Hofstra DB perseveres through tragedy
When Jordan Dangerfield recorded a key fourth quarter interception in Hofstra’s 24-17 upset over seventh-ranked James Madison last week, his father was not far from his thoughts.
On Aug. 1, just a week before Dangerfield’s first college football training camp was to begin, his father, friend and former coach Jordan Dangerfield, Sr. unexpectedly died of a heart attack at age 51. With the heavy support of his teammates and coaching staff, the freshman defensive back has managed to persevere through this personal tragedy and be a key contributor to the Hofstra defense early this season.
“Right after [the interception] I felt him and after the game I had a little talk with him,” said Dangerfield of how his father remains in his prayers just over two months after his passing.
Dangerfield Sr., a former longtime resident of Elmont, Long Island before moving with his family to Royal Palm Beach, Fla. in 2005, was very active as a firefighter, coach, PTA leader and as a devoted member of the Ethiopian Jewish community. He also had a deep commitment to his family and was excited to be attending his son’s games at Shuart Stadium. just eight miles from his former Elmont home.

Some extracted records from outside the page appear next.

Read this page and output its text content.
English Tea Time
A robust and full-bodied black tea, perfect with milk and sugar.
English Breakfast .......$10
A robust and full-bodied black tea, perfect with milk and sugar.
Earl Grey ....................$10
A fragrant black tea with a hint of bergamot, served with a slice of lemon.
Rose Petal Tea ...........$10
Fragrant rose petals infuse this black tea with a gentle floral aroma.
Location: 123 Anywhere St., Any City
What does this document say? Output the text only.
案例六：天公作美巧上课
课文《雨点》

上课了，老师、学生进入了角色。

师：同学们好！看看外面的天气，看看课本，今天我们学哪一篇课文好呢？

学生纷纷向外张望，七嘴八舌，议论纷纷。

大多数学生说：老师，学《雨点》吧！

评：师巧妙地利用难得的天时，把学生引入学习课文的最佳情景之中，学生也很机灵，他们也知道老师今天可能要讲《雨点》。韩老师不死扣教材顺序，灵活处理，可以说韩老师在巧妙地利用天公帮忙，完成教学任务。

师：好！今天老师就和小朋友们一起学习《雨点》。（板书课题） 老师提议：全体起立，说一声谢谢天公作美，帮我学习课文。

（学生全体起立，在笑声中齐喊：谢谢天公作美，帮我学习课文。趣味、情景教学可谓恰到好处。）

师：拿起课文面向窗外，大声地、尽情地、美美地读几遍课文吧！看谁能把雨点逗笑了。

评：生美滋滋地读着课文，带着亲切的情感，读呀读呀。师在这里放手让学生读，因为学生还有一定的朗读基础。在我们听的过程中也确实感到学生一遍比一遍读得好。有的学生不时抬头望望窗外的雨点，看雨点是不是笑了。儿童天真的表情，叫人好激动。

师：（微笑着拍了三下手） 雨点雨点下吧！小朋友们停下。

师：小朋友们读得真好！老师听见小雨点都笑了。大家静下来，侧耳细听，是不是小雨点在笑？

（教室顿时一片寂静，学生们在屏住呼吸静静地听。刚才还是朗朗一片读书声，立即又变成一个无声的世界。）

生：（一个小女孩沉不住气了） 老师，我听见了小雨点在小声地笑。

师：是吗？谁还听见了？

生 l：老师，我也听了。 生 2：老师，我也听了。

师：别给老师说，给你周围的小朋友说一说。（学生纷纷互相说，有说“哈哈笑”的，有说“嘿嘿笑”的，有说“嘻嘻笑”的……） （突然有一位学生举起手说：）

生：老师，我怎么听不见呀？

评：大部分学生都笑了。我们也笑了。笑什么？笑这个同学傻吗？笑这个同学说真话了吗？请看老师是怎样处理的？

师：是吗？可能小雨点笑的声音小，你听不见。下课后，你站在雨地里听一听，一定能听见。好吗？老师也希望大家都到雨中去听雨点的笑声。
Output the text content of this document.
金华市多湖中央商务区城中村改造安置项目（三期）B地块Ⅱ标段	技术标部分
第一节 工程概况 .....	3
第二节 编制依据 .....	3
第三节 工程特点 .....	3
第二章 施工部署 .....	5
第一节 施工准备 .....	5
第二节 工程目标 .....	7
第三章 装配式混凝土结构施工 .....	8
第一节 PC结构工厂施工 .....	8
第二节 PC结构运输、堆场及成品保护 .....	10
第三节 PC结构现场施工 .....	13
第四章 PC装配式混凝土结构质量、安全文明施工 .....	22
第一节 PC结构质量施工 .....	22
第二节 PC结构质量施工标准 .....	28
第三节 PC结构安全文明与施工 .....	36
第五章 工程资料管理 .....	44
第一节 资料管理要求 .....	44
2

Knowing how much it meant to his father to play football at Hofstra, the 5’7 170 pound Dangerfield managed to make that first practice of the season on Aug. 9 just over a week after suffering such a deep loss. “It was something he wanted me to do so I had to do it,” said Dangerfield of pressing through with his football career in the wake of incurring the sudden death of a loved one. “That is what I would have been doing if he was still here,so I had to do it.”
Dangerfield’s first interception in his Hofstra career against JMU gave the team an emotional lift and head coach Dave Cohen made special mention of the accomplishment in the locker room after the game. “You never know what that young man has been through,” said an emotional Cohen in the post game press conference after the win over JMU of how happy he was to see Dangerfield be a key factor in the win.
“To see how he’s handled it just shows how mature a kid he really is,” said Hofstra defensive coordinator Rich Nagy of Dangerfield’s ability to play through the adversity of losing a parent just before starting college.
Saturday is sure to be an emotional day for Dangerfield when his mother Erica flies in from South Florida to attend Hofstra’s homecoming game against Maine. While his father will not be in the stands to see his son play, he will not be far from his heart.